Meet the Milanese Stylist Susanna Ausoni Who “Listens With Her Eyes”

Susanna Ausoni.

Photo: Attilio Cusani / Courtesy of Susanna Ausoni

John and Yoko, Gala and Dali, Jane and Serge, Debbie Harry…. Among all the inspirational images on stylist Susanna Ausoni’s Instagram account, perhaps the most revealing one is that of Muhammed Ali, as this petite Milanese woman seems to live by the champion’s adage: “Float like a butterfly, sting like a bee.” That is, in my opinion, the effect of her collaboration with the Italian/Egyptian vocalist Mahmood (Alessandro Mahmoud).

Together, the stylist and pop star dare to follow the exciting new wave that is menswear today. For proof, see Mahmood in full-on mall-rat Balenciaga on the green carpet and a floor-length black skirt on the stage at this year’s Sanremo Music Festival, see him perfectly elegant in a black Prada suit at the 2022 Eurovision competition, and, most unforgettably, see him in pink Willy Chavarria wide-legs on the red carpet there. If that wasn’t a scene stealing look, I don’t know what is.

Mahmood in Willy Chavarria, at Eurovision, 2022.

Photo: Daniele Venturelli / Wire Image

Mahmood in Balenciaga, with Blanco, at the Sanremo Music Festival, 2022.

Photo: Marco Piraccini / Archivio Marco Piraccini / Mondadori Portfolio via Getty Images

Mahmood in Prada at Eurovision, 2022.

Photo: Giorgio Perottino / Getty Images

Musicians and television presenters are the main focus of Ausoni’s work. She started collaborating with Mahmood in 2016, long before his Vogue and GQ covers, but her love of music and its connection with fashion spans decades. To help fund her study of sociology at university, in the late ’80s Ausoni got a job at Fiorucci (when the founder Elio was still involved). “That was one of the coolest places in Milano, but I think also in Europe, where you could find yourself,” she says through an interpreter, “because of the mixing of cultures. It was the closest thing to an international view of street style that you could have at that time.”

In the early ’90s Ausoni was “discovered” by Paola Maugeri, who was presenting a music show on Italian television. “I was 20 at the time and that’s where everything began,” says the stylist. “Before, there were costume designers, which is a different job, and musicians would talk directly to the designers, to the fashion houses,” she explains. Ausoni became a bridge among all of these areas.

Mahmood in Burberry at the Sanremo Music Festival, 2021.

Photo: Jacopo Raule / Daniele Venturelli / Getty Images

Mahmood in Ann Demeulemeester at the Sanremo Music Festival, 2022.

Photo: Daniele Venturelli / Getty Images

From the start she was already looking abroad for inspiration, and found it in Kim Gordon’s look, as well as at New York shops like X-Girl, Screaming Mimi’s, and What Goes Around Comes Around. Word (and of course images) started getting around and Ausoni soon became a go-to name for musicians, with whom she worked on personal styling and costumes for music videos and performances. In 2000 MTV asked Ausoni to be in charge of the fashion department, working with the VJs and musicians, as well as on video projects.

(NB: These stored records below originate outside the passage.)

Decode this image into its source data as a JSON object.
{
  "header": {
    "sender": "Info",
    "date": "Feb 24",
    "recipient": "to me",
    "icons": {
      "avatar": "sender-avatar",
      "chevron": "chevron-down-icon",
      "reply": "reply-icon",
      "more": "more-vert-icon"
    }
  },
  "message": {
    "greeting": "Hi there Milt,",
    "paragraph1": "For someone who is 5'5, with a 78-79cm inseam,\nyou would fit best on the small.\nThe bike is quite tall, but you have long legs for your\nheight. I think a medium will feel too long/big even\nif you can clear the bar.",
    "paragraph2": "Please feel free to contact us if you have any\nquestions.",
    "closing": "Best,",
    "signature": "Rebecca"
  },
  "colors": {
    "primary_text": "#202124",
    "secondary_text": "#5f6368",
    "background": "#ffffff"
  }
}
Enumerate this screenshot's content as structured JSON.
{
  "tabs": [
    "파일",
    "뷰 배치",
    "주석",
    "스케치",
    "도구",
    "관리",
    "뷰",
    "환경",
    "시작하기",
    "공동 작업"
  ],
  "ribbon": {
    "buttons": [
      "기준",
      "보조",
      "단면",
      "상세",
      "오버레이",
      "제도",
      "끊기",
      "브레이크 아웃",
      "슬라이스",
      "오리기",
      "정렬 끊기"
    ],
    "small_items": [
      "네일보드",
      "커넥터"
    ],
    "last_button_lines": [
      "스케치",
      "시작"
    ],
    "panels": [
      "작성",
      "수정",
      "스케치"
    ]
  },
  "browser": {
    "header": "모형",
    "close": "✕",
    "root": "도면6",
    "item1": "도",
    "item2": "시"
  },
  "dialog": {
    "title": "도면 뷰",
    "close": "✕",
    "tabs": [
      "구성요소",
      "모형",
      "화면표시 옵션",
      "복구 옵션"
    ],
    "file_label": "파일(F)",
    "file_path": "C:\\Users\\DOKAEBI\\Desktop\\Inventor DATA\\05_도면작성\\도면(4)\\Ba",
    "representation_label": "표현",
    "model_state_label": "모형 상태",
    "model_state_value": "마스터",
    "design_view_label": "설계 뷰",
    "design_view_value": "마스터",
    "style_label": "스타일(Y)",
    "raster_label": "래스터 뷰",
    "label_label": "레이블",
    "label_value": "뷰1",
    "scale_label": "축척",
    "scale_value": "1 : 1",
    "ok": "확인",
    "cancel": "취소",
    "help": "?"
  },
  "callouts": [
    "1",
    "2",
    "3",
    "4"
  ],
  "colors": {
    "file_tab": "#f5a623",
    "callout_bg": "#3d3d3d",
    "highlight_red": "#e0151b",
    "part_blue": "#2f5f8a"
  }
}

At MTV, Ausoni’s job was to create a fashion image that worked with and amplified the talent’s personality. To do so, she focused on the mix of contemporary and vintage clothes, with the aim of “taking something from the past and making it go forward into the future. That’s the difference between costume and styling,” she says. “Costume stays in the era [it references], while styling is mixing and looks to the future.” She cites Miuccia Prada as an example of someone who can conjure “a feeling from the past, but then she proposes a vision that looks into the future.”

L’arte dello styling, by Susanna Ausoni and Antonio Mancinelli (Vallardi).

Photo: Courtesy of Susanna Ausoni

Since 2012 Ausoni has been working as a freelance stylist. She runs a vintage shop, My Room, in Milan, and this January, with journalist Antonio Mancinelli, wrote a book, L’arto dello styling, on the history of the profession. One of the goals Ausoni had in the book was to give a clear picture of what the job is like–it isn’t all red carpets and paparazzi. In fact, Ausoni focuses not on dressing her clients up, but paying attention to who they are. “I listen with my eyes,” she says.